Cindy Jiban.

It’s back-to-school time, and Cindy Jiban is thinking about prosody. The term describes readers’ tone and rhythm, the expressiveness that students develop as reading becomes automatic.

“When you hear a student reading with good prosody, you can hear that they understand the text,” Jiban writes in a recent blogpost for NWEA, a Portland, Oregon-based provider of PreK-12 instruction tools and assessments. Based in St. Paul, Jiban serves as NWEA’s principal academic lead.

For Jiban, the concept goes even deeper and pulls together her life’s work. The former research associate at ICI's National Center on Educational Outcomes (NCEO) earned a doctorate degree in special education at University of Minnesota and has been an English, math, and special education teacher. She joined NWEA in 2009.

Each of those career building blocks contributes to the aspirations she’s working on today: creating technology-based reading fluency tools that promote reading comprehension for all students. 

“The adherence to keeping grade-level content at the forefront in assessments was really hammered home at NCEO,” she said. Much of her work also is informed by two University of Minnesota professors, Jay Samuels and the late Stanley Deno. 

“Jay Samuels was interested in expressiveness, in prosody,” Jiban said. “Machines today are good at scoring how quickly and accurately you can pile up words, but smoothness and expressiveness are very important for fluency. So, we’re now pursuing getting prosody accounted for” in machine scoring for reading, she said.

NWEA continues to hear from teachers that automation has freed up additional instruction time for teachers, Jiban said.

“We developed the first product that automates oral reading assessment through speech scoring, and it has taken off so much that today we have competitors. Today I blog and talk about why it matters. We hear from teachers that it is giving back six weeks of instructional time.”  

Which brings us back to prosody. Moving forward, by developing tools to better assess a reader’s true grasp of material, Jiban hopes the field can focus on student knowledge and understanding as the ultimate goals, not just reading rate.
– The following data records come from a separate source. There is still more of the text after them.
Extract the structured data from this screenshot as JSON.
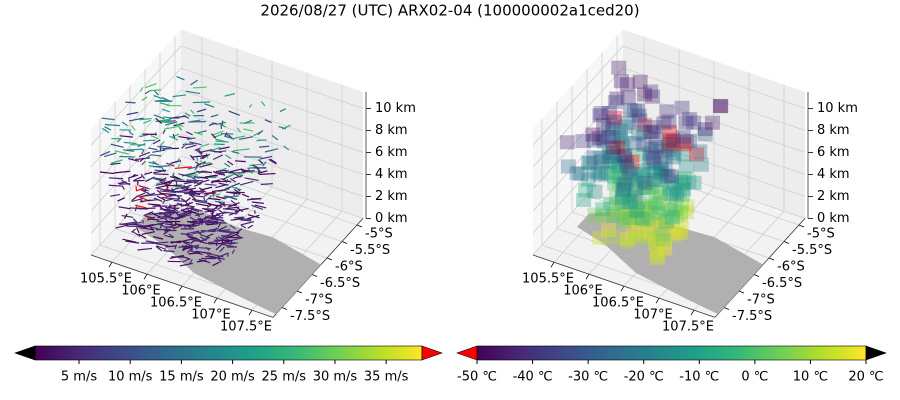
{
  "title": "2026/08/27 (UTC) ARX02-04 (100000002a1ced20)",
  "chart_data": [
    {
      "type": "wind3d",
      "xlim": [
        105.2,
        107.8
      ],
      "ylim": [
        -7.8,
        -4.8
      ],
      "zlim": [
        0,
        11.5
      ],
      "xticks": [
        {
          "value": 105.5,
          "label": "105.5°E"
        },
        {
          "value": 106,
          "label": "106°E"
        },
        {
          "value": 106.5,
          "label": "106.5°E"
        },
        {
          "value": 107,
          "label": "107°E"
        },
        {
          "value": 107.5,
          "label": "107.5°E"
        }
      ],
      "yticks": [
        {
          "value": -5,
          "label": "-5°S"
        },
        {
          "value": -5.5,
          "label": "-5.5°S"
        },
        {
          "value": -6,
          "label": "-6°S"
        },
        {
          "value": -6.5,
          "label": "-6.5°S"
        },
        {
          "value": -7,
          "label": "-7°S"
        },
        {
          "value": -7.5,
          "label": "-7.5°S"
        }
      ],
      "zticks": [
        {
          "value": 0,
          "label": "0 km"
        },
        {
          "value": 2,
          "label": "2 km"
        },
        {
          "value": 4,
          "label": "4 km"
        },
        {
          "value": 6,
          "label": "6 km"
        },
        {
          "value": 8,
          "label": "8 km"
        },
        {
          "value": 10,
          "label": "10 km"
        }
      ],
      "colorbar": {
        "clim": [
          0.7,
          38.5
        ],
        "colormap": "viridis",
        "under_color": "#000000",
        "over_color": "#ff0000",
        "ticks": [
          {
            "value": 5,
            "label": "5 m/s"
          },
          {
            "value": 10,
            "label": "10 m/s"
          },
          {
            "value": 15,
            "label": "15 m/s"
          },
          {
            "value": 20,
            "label": "20 m/s"
          },
          {
            "value": 25,
            "label": "25 m/s"
          },
          {
            "value": 30,
            "label": "30 m/s"
          },
          {
            "value": 35,
            "label": "35 m/s"
          }
        ]
      }
    },
    {
      "type": "voxel3d",
      "xlim": [
        105.2,
        107.8
      ],
      "ylim": [
        -7.8,
        -4.8
      ],
      "zlim": [
        0,
        11.5
      ],
      "xticks": [
        {
          "value": 105.5,
          "label": "105.5°E"
        },
        {
          "value": 106,
          "label": "106°E"
        },
        {
          "value": 106.5,
          "label": "106.5°E"
        },
        {
          "value": 107,
          "label": "107°E"
        },
        {
          "value": 107.5,
          "label": "107.5°E"
        }
      ],
      "yticks": [
        {
          "value": -5,
          "label": "-5°S"
        },
        {
          "value": -5.5,
          "label": "-5.5°S"
        },
        {
          "value": -6,
          "label": "-6°S"
        },
        {
          "value": -6.5,
          "label": "-6.5°S"
        },
        {
          "value": -7,
          "label": "-7°S"
        },
        {
          "value": -7.5,
          "label": "-7.5°S"
        }
      ],
      "zticks": [
        {
          "value": 0,
          "label": "0 km"
        },
        {
          "value": 2,
          "label": "2 km"
        },
        {
          "value": 4,
          "label": "4 km"
        },
        {
          "value": 6,
          "label": "6 km"
        },
        {
          "value": 8,
          "label": "8 km"
        },
        {
          "value": 10,
          "label": "10 km"
        }
      ],
      "colorbar": {
        "clim": [
          -50,
          20
        ],
        "colormap": "viridis",
        "under_color": "#ff0000",
        "over_color": "#000000",
        "ticks": [
          {
            "value": -50,
            "label": "-50 ℃"
          },
          {
            "value": -40,
            "label": "-40 ℃"
          },
          {
            "value": -30,
            "label": "-30 ℃"
          },
          {
            "value": -20,
            "label": "-20 ℃"
          },
          {
            "value": -10,
            "label": "-10 ℃"
          },
          {
            "value": 0,
            "label": "0 ℃"
          },
          {
            "value": 10,
            "label": "10 ℃"
          },
          {
            "value": 20,
            "label": "20 ℃"
          }
        ]
      }
    }
  ]
}
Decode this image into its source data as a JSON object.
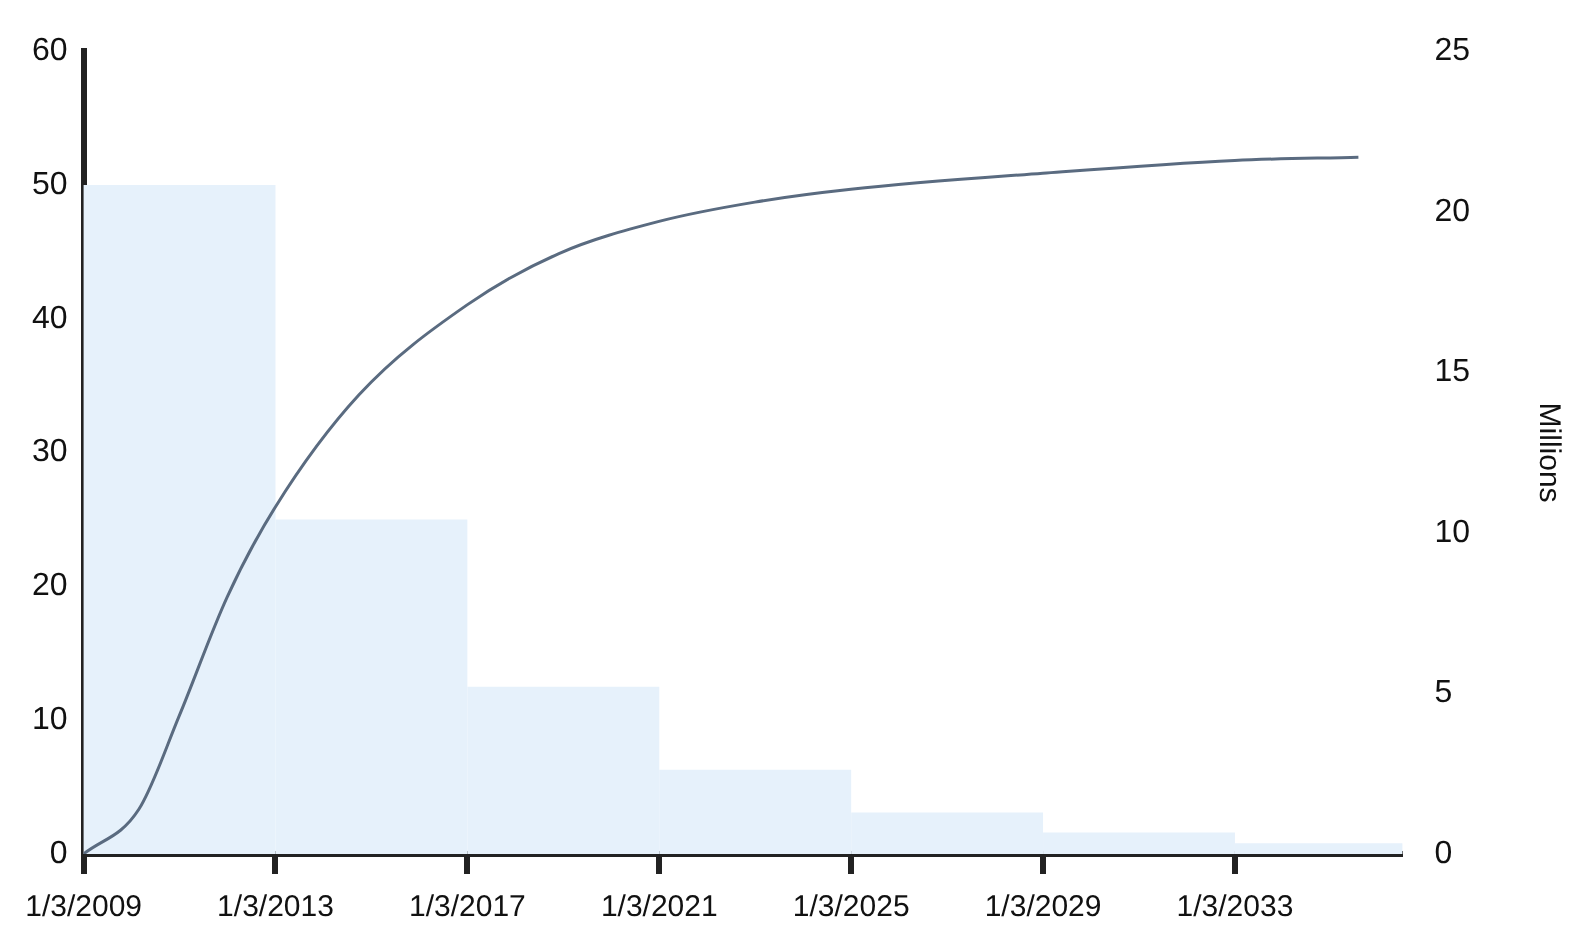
{
  "chart_data": {
    "type": "histogram",
    "bins": [
      "2009-01-03",
      "2013-01-03",
      "2017-01-03",
      "2021-01-03",
      "2025-01-03",
      "2029-01-03",
      "2033-01-03",
      "2036-07"
    ],
    "values": [
      50,
      25,
      12.5,
      6.3,
      3.1,
      1.6,
      0.8
    ],
    "color": "#e6f1fb",
    "xlim": [
      "2009-01-03",
      "2036-07"
    ],
    "xticks": [
      {
        "value": "2009-01-03",
        "label": "1/3/2009"
      },
      {
        "value": "2013-01-03",
        "label": "1/3/2013"
      },
      {
        "value": "2017-01-03",
        "label": "1/3/2017"
      },
      {
        "value": "2021-01-03",
        "label": "1/3/2021"
      },
      {
        "value": "2025-01-03",
        "label": "1/3/2025"
      },
      {
        "value": "2029-01-03",
        "label": "1/3/2029"
      },
      {
        "value": "2033-01-03",
        "label": "1/3/2033"
      }
    ],
    "ylim": [
      0,
      60
    ],
    "yticks": [
      0,
      10,
      20,
      30,
      40,
      50,
      60
    ],
    "y2lim": [
      0,
      25
    ],
    "y2ticks": [
      0,
      5,
      10,
      15,
      20,
      25
    ],
    "y2label": "Millions",
    "grid": false,
    "legend": false,
    "series": [
      {
        "type": "line",
        "axis": "y2",
        "color": "#5a6b80",
        "x": [
          "2009-01-03",
          "2010-03",
          "2011-01",
          "2012-01",
          "2013-01",
          "2014-10",
          "2017-01",
          "2018-12",
          "2021-01",
          "2023-01",
          "2025-01",
          "2029-01",
          "2033-01",
          "2035-08"
        ],
        "values": [
          0,
          1.4,
          4.3,
          8.0,
          10.8,
          14.3,
          17.1,
          18.7,
          19.7,
          20.3,
          20.7,
          21.2,
          21.6,
          21.7
        ]
      }
    ]
  }
}
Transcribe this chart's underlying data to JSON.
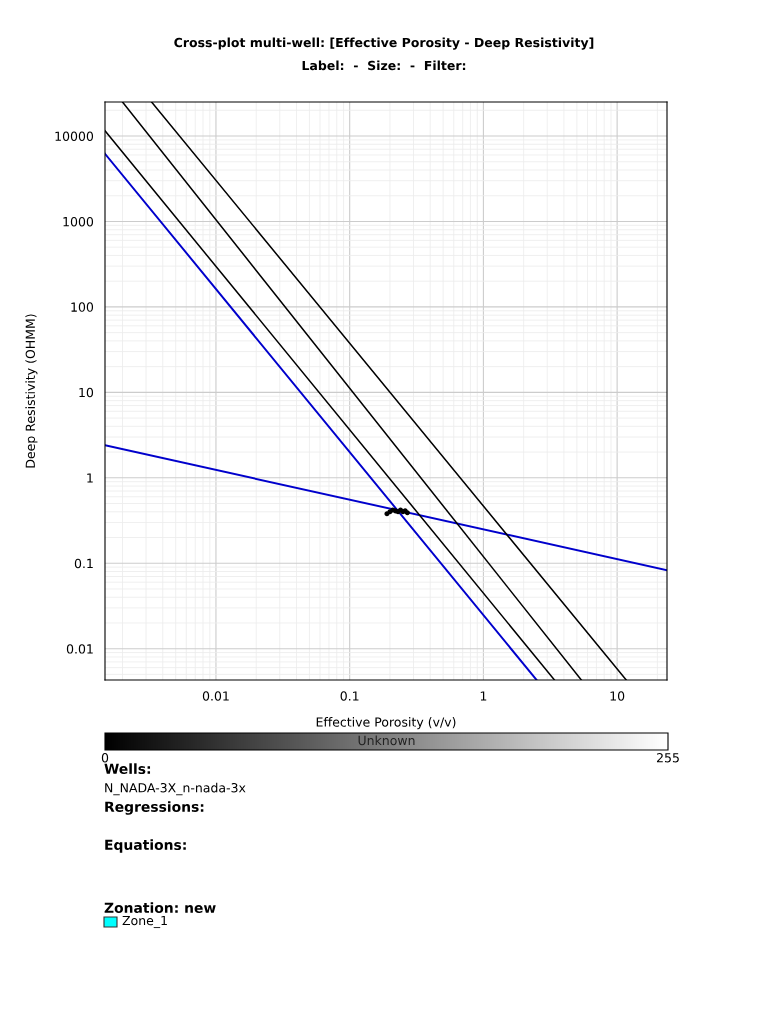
{
  "chart_data": {
    "type": "scatter",
    "title": "Cross-plot multi-well: [Effective Porosity - Deep Resistivity]",
    "subtitle": "Label:  -  Size:  -  Filter:",
    "xlabel": "Effective Porosity (v/v)",
    "ylabel": "Deep Resistivity (OHMM)",
    "clabel": "Unknown",
    "log": "xy",
    "xlim": [
      0.00148,
      23.6
    ],
    "ylim": [
      0.0043,
      25000
    ],
    "xticks": [
      0.01,
      0.1,
      1,
      10
    ],
    "yticks": [
      0.01,
      0.1,
      1,
      10,
      100,
      1000,
      10000
    ],
    "clim": [
      0,
      255
    ],
    "cticks": [
      0,
      255
    ],
    "grid": true,
    "series": [
      {
        "color": "#000000",
        "marker": "circle",
        "x": [
          0.19,
          0.2,
          0.21,
          0.22,
          0.23,
          0.24,
          0.25,
          0.26,
          0.27
        ],
        "values": [
          0.38,
          0.4,
          0.42,
          0.41,
          0.4,
          0.42,
          0.4,
          0.41,
          0.39
        ]
      },
      {
        "type": "line",
        "color": "#0000cc",
        "x": [
          0.00148,
          23.6
        ],
        "values": [
          2.4,
          0.083
        ]
      },
      {
        "type": "line",
        "color": "#0000cc",
        "x": [
          0.00148,
          2.5
        ],
        "values": [
          6200,
          0.0043
        ]
      },
      {
        "type": "line",
        "color": "#000000",
        "x": [
          0.00148,
          3.4
        ],
        "values": [
          11500,
          0.0043
        ]
      },
      {
        "type": "line",
        "color": "#000000",
        "x": [
          0.002,
          5.4
        ],
        "values": [
          25000,
          0.0043
        ]
      },
      {
        "type": "line",
        "color": "#000000",
        "x": [
          0.0033,
          11.7
        ],
        "values": [
          25000,
          0.0043
        ]
      }
    ],
    "annotations": [
      "Wells:",
      "N_NADA-3X_n-nada-3x",
      "Regressions:",
      "Equations:",
      "Zonation: new",
      "Zone_1"
    ]
  }
}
“Our kids deserve the superpower of broadening their worlds and deepening their understandings another way: through reading,” Jiban writes in the blog. “They deserve tools for reaching further and deeper, for getting into consequential ideas. Let’s keep our eyes on the target: What we want for our next generation is not faster and faster reading. What we want for them is a literacy of liberation, equity, and power.”